1,2 Millionen Charedim, wie die Ultraorthodoxen auch genannt werden, leben in Israel. Sie stellen 13 Prozent der Bevölkerung, leben in eigenen Vierteln, pflegen ihre eigene Rechtssprechung, betreiben eigene Schulen, haben eigene Medien und ihre eigenen politischen Vertreter. Ein von der Mehrheitsgesellschaft einmal lauter, einmal leiser kritisierter „Staat im Staat“. Doch der Einfluss der religiösen Oberhäupter der Charedim ist auch ein politischer Machtfaktor in Israel.

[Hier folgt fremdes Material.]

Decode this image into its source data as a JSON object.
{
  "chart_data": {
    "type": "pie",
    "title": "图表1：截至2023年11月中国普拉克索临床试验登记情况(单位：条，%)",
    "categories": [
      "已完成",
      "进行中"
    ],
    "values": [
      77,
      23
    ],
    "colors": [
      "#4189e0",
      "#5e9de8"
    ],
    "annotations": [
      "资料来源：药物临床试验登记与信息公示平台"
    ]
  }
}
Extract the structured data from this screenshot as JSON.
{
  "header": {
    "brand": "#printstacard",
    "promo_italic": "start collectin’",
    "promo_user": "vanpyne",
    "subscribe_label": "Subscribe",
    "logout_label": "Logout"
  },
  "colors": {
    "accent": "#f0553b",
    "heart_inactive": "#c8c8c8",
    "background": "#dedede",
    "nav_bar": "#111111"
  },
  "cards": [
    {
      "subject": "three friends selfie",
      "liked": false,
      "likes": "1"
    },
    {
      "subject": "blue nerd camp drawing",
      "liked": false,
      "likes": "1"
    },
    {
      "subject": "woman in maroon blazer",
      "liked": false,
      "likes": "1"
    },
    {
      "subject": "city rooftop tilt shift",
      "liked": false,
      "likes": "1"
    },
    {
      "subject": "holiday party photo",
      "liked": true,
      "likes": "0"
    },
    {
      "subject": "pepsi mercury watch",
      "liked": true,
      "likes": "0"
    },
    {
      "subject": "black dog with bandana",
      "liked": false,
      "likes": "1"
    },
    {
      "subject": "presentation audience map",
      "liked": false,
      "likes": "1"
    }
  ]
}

Obwohl vom Großteil des Rabbiner-Establishments die Missbrauchsfälle noch immer geleugnet oder totgeschwiegen werden, spricht Ettinger von einer Zeitenwende: „Das Zeitalter der Unschuld ist vorbei.“ Großen Anteil daran hat Avigajil Heilbronn und die von der IT-Fachfrau gestartete Facebook-Gruppe „Lo Tishtok“ – „Du sollst nicht schweigen“. Der Aufruf richtet sich an Mitglieder ultraorthodoxer Gemeinden, die Opfer sexuellen Missbrauchs sind oder von Missbrauchsfällen wissen.

„Er sagte, er sei Gott!“

Bis vor wenigen Jahren lebte die Mittdreißigerin Heilbronn selbst als Charedim. Doch ihr Engagement gegen Missstände entfremdete sie von der Gemeinschaft. Sie ließ sich scheiden, zog mit ihren zwei Kindern in ein säkulares Umfeld; im AFP-Bericht bezeichnet sie sich als „modern orthodox“. Die Vorwürfe gegen Chaim Walder seien ein „außerordentlicher Schlag“ für das Selbstverständnis der Ultraorthodoxen gewesen, sagt Heilbronn: „Wenn sogar eine kulturelle Ikone wie Walder ein Raubtier sein kann, müssen sich die Charedim fragen, wem sie noch vertrauen dürfen.“

Den Stein für diesen Umbruch ins Rollen brachte ein im November des Vorjahrs erschienener Artikel in der israelischen Tageszeitung Haaretz mit der Schlagzeile: „Der gefeierte israelische Autor Chaim Walder wird beschuldigt, ultraorthodoxe Mädchen sexuell missbraucht zu haben.“ Walder soll über Jahre hinweg seine Autorität ausgenützt und junge Frauen und Kinder, Mädchen wie Buben, die zu ihm in Therapie kamen, missbraucht haben. „Er sagte, er sei Gott – in diesen Worten“, wird eine Frau im Haaretz-Artikel zitiert. Walder bestritt alle Vorwürfe. Nach Anhörung von 22 Opfern bestätigte aber ein Rabbiner-Gericht den Missbrauch; die israelische Polizei wurde eingeschaltet, am Tag darauf beging Walder Suizid.